Eylem çağrısı, dünya liderlerinin yıllık Birleşmiş Milletler Genel Kurulu (UNGA) toplantısı için New York'a gelmesiyle ve BM İnsan Hakları Konseyi'nin Çin'in potansiyel olarak “insanlığa karşı suçlar” işlediğine dair önemli bir raporda bulunmasından iki hafta sonra gerçekleşti.

BM'nin azınlık hakları özel raportörü Fernand de Varennes, Atlantik Konseyi ve İnsan Hakları İzleme Örgütü'nün sponsorluğunda düzenlenen forumda, “Eylemsizlik artık mümkün değil” dedi. “Bunun cezasız kalmasına izin verirsek, ne tür bir mesaj yayılıyor?”

ABD'nin BM büyükelçi yardımcısı Jeffrey Prescott, Çin'e verdiği yanıtta kurumun bütünlüğünün tehlikede olduğunu öne sürdü.

“Bu vahşetlerin nasıl ele alındığı, nihayetinde bu sistemin güvenilirliğine, uluslararası sistemimizin güvenilirliğine bağlıdır” dedi. “Modern BM sisteminin yaratılmasında bu kadar merkezi bir rol oynayan ve Güvenlik Konseyi'nin daimi üyesi statüsünden yararlanan ve taahhütlerini bu kadar derinden ihlal eden bir ülkeyi görmek son derece cesaret kırıcı.”

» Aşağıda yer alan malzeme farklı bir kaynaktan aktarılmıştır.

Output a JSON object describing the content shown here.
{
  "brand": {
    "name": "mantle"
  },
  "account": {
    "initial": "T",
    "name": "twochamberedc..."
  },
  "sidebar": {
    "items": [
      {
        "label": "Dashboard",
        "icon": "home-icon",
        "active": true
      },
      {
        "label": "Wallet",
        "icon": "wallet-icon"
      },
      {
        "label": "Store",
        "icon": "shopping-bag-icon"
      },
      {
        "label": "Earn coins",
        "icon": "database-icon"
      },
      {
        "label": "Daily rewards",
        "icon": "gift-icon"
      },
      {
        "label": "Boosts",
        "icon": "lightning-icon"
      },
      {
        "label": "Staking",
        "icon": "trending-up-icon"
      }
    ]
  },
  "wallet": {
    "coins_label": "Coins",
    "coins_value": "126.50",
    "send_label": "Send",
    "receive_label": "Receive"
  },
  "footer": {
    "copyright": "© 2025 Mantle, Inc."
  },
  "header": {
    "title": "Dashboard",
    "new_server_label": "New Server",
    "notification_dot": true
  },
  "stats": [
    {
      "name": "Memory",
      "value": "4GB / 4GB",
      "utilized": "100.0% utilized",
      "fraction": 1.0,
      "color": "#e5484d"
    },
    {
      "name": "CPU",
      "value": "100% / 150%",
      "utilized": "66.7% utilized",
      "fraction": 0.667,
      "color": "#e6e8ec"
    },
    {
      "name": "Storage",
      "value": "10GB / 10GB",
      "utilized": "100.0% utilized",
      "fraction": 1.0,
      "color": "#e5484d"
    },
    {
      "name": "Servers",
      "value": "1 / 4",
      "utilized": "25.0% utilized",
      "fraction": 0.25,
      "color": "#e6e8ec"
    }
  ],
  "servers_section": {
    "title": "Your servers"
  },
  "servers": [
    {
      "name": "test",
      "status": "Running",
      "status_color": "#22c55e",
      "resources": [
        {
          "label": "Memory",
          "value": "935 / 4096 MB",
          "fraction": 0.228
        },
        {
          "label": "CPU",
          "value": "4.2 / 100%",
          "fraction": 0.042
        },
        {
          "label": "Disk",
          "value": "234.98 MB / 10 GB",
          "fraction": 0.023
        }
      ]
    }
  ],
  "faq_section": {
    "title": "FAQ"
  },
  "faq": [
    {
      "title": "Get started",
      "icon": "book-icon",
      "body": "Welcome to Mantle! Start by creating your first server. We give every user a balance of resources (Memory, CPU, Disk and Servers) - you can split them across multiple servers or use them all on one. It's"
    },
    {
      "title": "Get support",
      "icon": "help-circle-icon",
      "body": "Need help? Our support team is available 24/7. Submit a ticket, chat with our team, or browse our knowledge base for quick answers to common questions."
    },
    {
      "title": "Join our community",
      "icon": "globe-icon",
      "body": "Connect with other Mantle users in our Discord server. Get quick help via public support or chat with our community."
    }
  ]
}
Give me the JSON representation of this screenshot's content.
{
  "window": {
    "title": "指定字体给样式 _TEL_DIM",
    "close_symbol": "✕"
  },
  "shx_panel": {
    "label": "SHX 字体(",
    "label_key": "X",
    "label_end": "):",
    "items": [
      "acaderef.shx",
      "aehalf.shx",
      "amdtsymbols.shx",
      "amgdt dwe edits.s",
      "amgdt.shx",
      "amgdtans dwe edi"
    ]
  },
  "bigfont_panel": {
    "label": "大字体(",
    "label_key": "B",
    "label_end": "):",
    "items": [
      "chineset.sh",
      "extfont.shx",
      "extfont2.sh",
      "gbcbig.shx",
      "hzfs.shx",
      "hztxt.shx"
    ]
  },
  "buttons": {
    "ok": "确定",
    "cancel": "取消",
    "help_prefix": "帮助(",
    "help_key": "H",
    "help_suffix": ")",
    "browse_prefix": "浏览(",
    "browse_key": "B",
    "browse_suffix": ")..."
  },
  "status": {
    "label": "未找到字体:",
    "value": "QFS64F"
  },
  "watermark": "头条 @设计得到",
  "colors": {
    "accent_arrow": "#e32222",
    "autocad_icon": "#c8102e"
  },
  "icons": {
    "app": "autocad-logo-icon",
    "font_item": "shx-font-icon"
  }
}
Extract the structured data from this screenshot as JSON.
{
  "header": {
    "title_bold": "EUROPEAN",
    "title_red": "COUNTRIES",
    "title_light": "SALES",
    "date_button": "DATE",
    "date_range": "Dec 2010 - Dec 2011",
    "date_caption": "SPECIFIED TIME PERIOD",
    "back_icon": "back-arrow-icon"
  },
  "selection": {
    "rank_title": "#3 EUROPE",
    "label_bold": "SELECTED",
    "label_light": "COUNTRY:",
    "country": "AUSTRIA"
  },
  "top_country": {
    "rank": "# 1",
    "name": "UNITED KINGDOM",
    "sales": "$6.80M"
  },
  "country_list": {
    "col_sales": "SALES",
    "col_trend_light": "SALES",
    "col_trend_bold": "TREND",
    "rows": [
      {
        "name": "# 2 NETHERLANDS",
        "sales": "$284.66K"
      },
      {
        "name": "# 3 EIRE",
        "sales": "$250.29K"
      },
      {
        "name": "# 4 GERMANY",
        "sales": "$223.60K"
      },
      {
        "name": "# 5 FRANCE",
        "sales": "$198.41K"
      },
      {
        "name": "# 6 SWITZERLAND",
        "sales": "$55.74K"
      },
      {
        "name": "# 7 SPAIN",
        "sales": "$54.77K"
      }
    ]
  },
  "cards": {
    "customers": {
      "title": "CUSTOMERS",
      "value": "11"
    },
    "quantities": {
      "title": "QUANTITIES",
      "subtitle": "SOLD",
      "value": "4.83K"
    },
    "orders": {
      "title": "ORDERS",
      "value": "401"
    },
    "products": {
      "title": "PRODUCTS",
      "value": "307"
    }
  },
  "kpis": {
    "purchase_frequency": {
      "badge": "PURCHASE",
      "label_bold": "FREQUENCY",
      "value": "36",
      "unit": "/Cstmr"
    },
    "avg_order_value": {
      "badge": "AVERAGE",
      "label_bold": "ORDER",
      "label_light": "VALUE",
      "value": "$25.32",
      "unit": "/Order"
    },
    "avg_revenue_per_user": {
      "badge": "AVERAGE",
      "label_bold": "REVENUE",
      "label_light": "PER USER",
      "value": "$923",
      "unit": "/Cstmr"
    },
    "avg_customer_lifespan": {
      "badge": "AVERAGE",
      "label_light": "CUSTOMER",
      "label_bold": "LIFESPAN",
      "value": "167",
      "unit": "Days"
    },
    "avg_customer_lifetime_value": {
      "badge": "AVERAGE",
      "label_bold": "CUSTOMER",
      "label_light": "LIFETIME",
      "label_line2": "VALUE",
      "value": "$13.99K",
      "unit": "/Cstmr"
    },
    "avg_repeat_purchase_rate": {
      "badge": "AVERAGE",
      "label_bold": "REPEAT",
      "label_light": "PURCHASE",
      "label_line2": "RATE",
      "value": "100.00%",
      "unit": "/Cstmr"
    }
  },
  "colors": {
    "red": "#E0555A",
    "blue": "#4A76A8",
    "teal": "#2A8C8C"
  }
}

BM Irk Ayrımcılığının Ortadan Kaldırılması Komitesi'nin bir milyondan fazla insanın Sincan genelinde bir gözaltı merkezleri ağında tutulduğunu ilk kez ortaya çıkardığı 2018'den bu yana, akademisyenler, sürgünler ve medya zorla çalıştırmadan aileden ayrılmaya kadar uzanan suistimalleri ortaya çıkardı. 

Pekin, “aşırılıkçılıkla” başa çıkmak için gerekli mesleki beceri eğitim merkezleri olduğunu söylediği kampların varlığını kabul etti .

İnsan Hakları Konseyi raporunun yayınlanmasına öfkeyle tepki gösterdi, onu “yanlış bilgilerden oluşan bir yama işi” olarak nitelendirdi ve onu Batılı ülkeler ve onların destekçileri tarafından uydurulmuş bir uydurma olarak tasvir etti.